Ad esempio, se ricordo vagamente che un brand ha condiviso un media kit qualche settimana fa, ma non riesco a ricordare dove si trova, invece di cercarlo manualmente tra le cartelle o scorrere all'infinito la mia casella di posta, posso semplicemente chiedere a Gemini . Trova l'email giusta, recupera l'allegato da Drive e mi fornisce esattamente ciò che cercavo. Oppure, se devo verificare se ho già programmato una riunione informativa con qualcuno, può controllare il mio calendario e ricordarmi i dettagli senza che io debba passare da un'app all'altra.

Quindi, non devo cambiare continuamente scheda, cercare parole chiave o cercare di ricostruire le cose a memoria. Gemini fa tutto questo in background e io ottengo subito la risposta. Una volta impostato su un'attività, non sento il bisogno di controllarla costantemente. Lascio che faccia il suo lavoro e, quando torno, ho già tutto pronto.Qualcosa di utilizzabile. È quasi come avere un paio di mani in più che si occupano del lavoro ripetitivo e minuzioso.

Lasciar entrare Gemini era un rischio, ma lo era anche rimanere sopraffatti

L'unica cosa che mi ha fatto esitare prima di affidarmi completamente a Gemini è stata la privacy. Permettere a un'intelligenza artificiale di accedere alla propria casella di posta non è una decisione da prendere alla leggera. Le email contengono di tutto: conversazioni, dettagli di lavoro, progetti, cose a cui di solito non pensiamo due volte perché restano lì, silenziose. Non mentirò, ci penso ancora. Quell'esitazione non scompare di colpo. Ma allo stesso tempo, ho accettato il fatto che gran parte della nostra vita si svolge già online. Utilizziamo costantemente servizi che si basano sui nostri dati in qualche modo, che ce ne rendiamo conto o meno. Questo non significa chela privacy smetta di essere importante , ma cambia il modo in cui valuto la comodità rispetto al controllo.

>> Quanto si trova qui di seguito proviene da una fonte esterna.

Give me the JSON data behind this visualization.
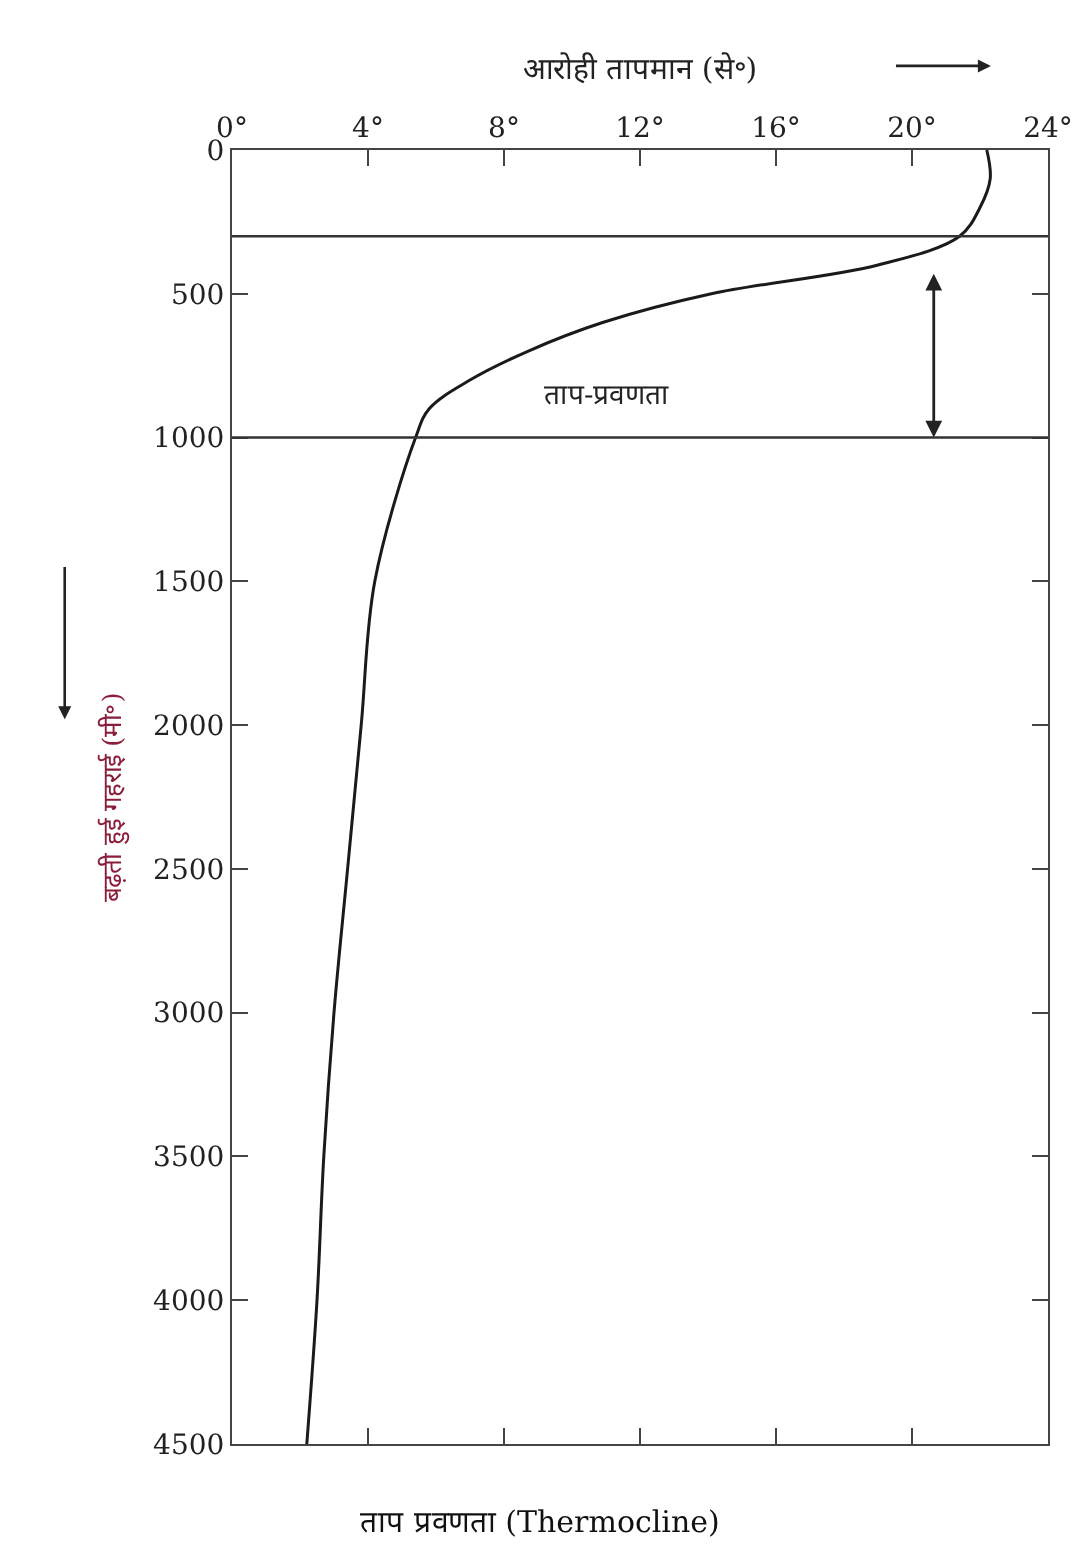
{
  "chart_data": {
    "type": "line",
    "title": "ताप प्रवणता (Thermocline)",
    "xlabel": "आरोही तापमान (से॰)",
    "ylabel": "बढ़ती हुई गहराई (मी॰)",
    "series": [
      {
        "color": "#1a1a1a",
        "x": [
          22.2,
          22.3,
          22.0,
          21.4,
          19.0,
          14.1,
          10.9,
          8.7,
          7.0,
          5.8,
          5.4,
          4.2,
          3.8,
          3.4,
          3.0,
          2.7,
          2.5,
          2.2
        ],
        "values": [
          0,
          100,
          200,
          300,
          400,
          500,
          600,
          700,
          800,
          900,
          1000,
          1500,
          2000,
          2500,
          3000,
          3500,
          4000,
          4500
        ]
      }
    ],
    "xlim": [
      0,
      24
    ],
    "xticks": [
      {
        "value": 0,
        "label": "0°"
      },
      {
        "value": 4,
        "label": "4°"
      },
      {
        "value": 8,
        "label": "8°"
      },
      {
        "value": 12,
        "label": "12°"
      },
      {
        "value": 16,
        "label": "16°"
      },
      {
        "value": 20,
        "label": "20°"
      },
      {
        "value": 24,
        "label": "24°"
      }
    ],
    "ylim": [
      4500,
      0
    ],
    "yticks": [
      0,
      500,
      1000,
      1500,
      2000,
      2500,
      3000,
      3500,
      4000,
      4500
    ],
    "ref_lines": [
      {
        "axis": "y",
        "value": 300,
        "color": "#333333"
      },
      {
        "axis": "y",
        "value": 1000,
        "color": "#333333"
      }
    ],
    "annotations": [
      "ताप-प्रवणता"
    ],
    "grid": false,
    "marker": "none",
    "line_style": "solid"
  }
}
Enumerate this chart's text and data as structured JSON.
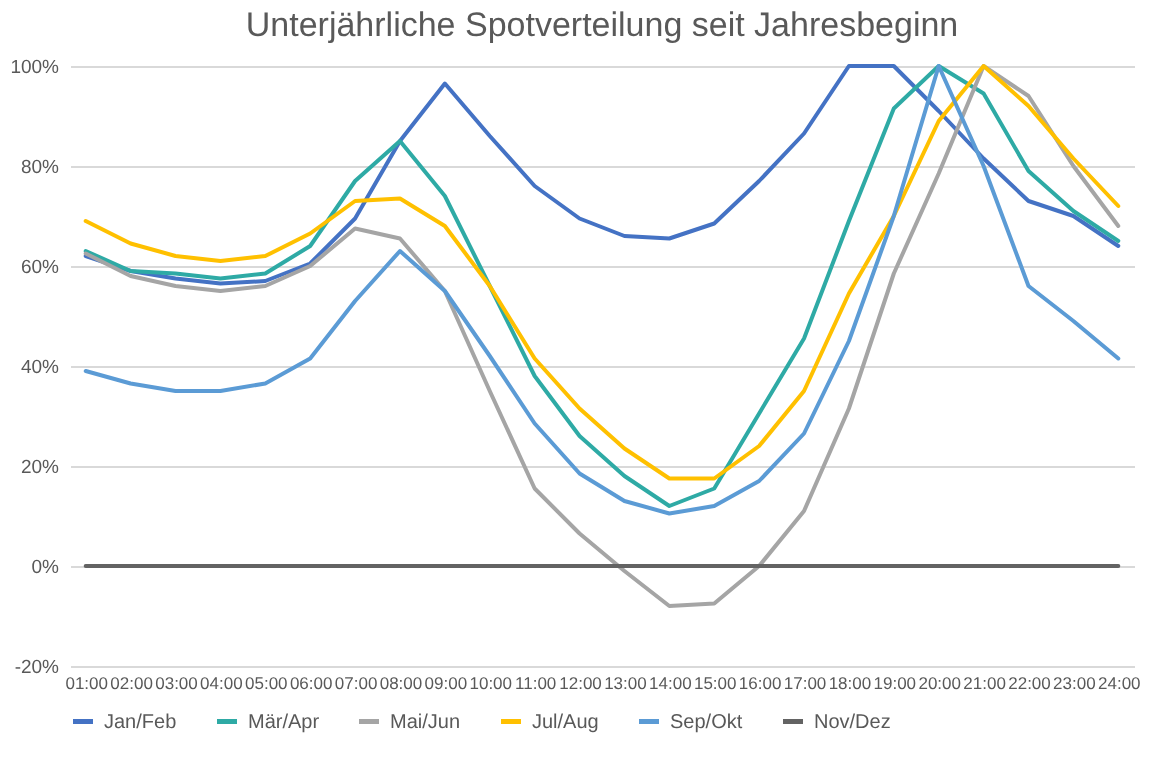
{
  "chart_data": {
    "type": "line",
    "title": "Unterjährliche Spotverteilung seit Jahresbeginn",
    "categories": [
      "01:00",
      "02:00",
      "03:00",
      "04:00",
      "05:00",
      "06:00",
      "07:00",
      "08:00",
      "09:00",
      "10:00",
      "11:00",
      "12:00",
      "13:00",
      "14:00",
      "15:00",
      "16:00",
      "17:00",
      "18:00",
      "19:00",
      "20:00",
      "21:00",
      "22:00",
      "23:00",
      "24:00"
    ],
    "series": [
      {
        "name": "Jan/Feb",
        "color": "#4472c4",
        "values": [
          62,
          59,
          57.5,
          56.5,
          57,
          60.5,
          69.5,
          85,
          96.5,
          86,
          76,
          69.5,
          66,
          65.5,
          68.5,
          77,
          86.5,
          100,
          100,
          91,
          81.5,
          73,
          70,
          64
        ]
      },
      {
        "name": "Mär/Apr",
        "color": "#2eaaa5",
        "values": [
          63,
          59,
          58.5,
          57.5,
          58.5,
          64,
          77,
          85,
          74,
          56,
          38,
          26,
          18,
          12,
          15.5,
          30.5,
          45.5,
          69,
          91.5,
          100,
          94.5,
          79,
          71,
          65
        ]
      },
      {
        "name": "Mai/Jun",
        "color": "#a5a5a5",
        "values": [
          62.5,
          58,
          56,
          55,
          56,
          60,
          67.5,
          65.5,
          55,
          35,
          15.5,
          6.5,
          -1,
          -8,
          -7.5,
          0,
          11,
          31.5,
          58.5,
          78.5,
          100,
          94,
          80,
          68
        ]
      },
      {
        "name": "Jul/Aug",
        "color": "#ffc000",
        "values": [
          69,
          64.5,
          62,
          61,
          62,
          66.5,
          73,
          73.5,
          68,
          56,
          41.5,
          31.5,
          23.5,
          17.5,
          17.5,
          24,
          35,
          54.5,
          70,
          89,
          100,
          92,
          81.5,
          72
        ]
      },
      {
        "name": "Sep/Okt",
        "color": "#5b9bd5",
        "values": [
          39,
          36.5,
          35,
          35,
          36.5,
          41.5,
          53,
          63,
          55,
          42,
          28.5,
          18.5,
          13,
          10.5,
          12,
          17,
          26.5,
          45,
          70,
          100,
          80,
          56,
          49,
          41.5
        ]
      },
      {
        "name": "Nov/Dez",
        "color": "#636363",
        "values": [
          0,
          0,
          0,
          0,
          0,
          0,
          0,
          0,
          0,
          0,
          0,
          0,
          0,
          0,
          0,
          0,
          0,
          0,
          0,
          0,
          0,
          0,
          0,
          0
        ]
      }
    ],
    "ylim": [
      -20,
      100
    ],
    "yticks": [
      {
        "value": -20,
        "label": "-20%"
      },
      {
        "value": 0,
        "label": "0%"
      },
      {
        "value": 20,
        "label": "20%"
      },
      {
        "value": 40,
        "label": "40%"
      },
      {
        "value": 60,
        "label": "60%"
      },
      {
        "value": 80,
        "label": "80%"
      },
      {
        "value": 100,
        "label": "100%"
      }
    ],
    "grid": "y",
    "legend": "bottom",
    "marker": "none",
    "line_style": "solid"
  }
}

Per me, la questione si riduceva a questo: o mi trattengo e continuo a fare tutto manualmente, oppure mi affido a strumenti che alleggeriscono il carico di lavoro. E in questo momento, apprezzo il mio Un po' più di tempo. Soprattutto se si considera che l'alternativa è passare ore a leggere, smistare e rispondere a email che potrebbero essere gestite in modo più efficiente.

Da quando ho iniziato a usare Gemini in questo modo, il mio rapporto con la casella di posta è cambiato. Ora la percepisco come qualcosa di gestibile. Non sono più sommerso dalle email né mi chiedo continuamente cosa potrei aver perso. Semplicemente… riesco a gestirla, senza rimuginare su ogni singolo passaggio. E col senno di poi, sono contento di non aver lasciato che quell'iniziale esitazione mi fermasse. A volte, provare qualcosa ti dice più di quanto potresti mai fare pensandoci troppo.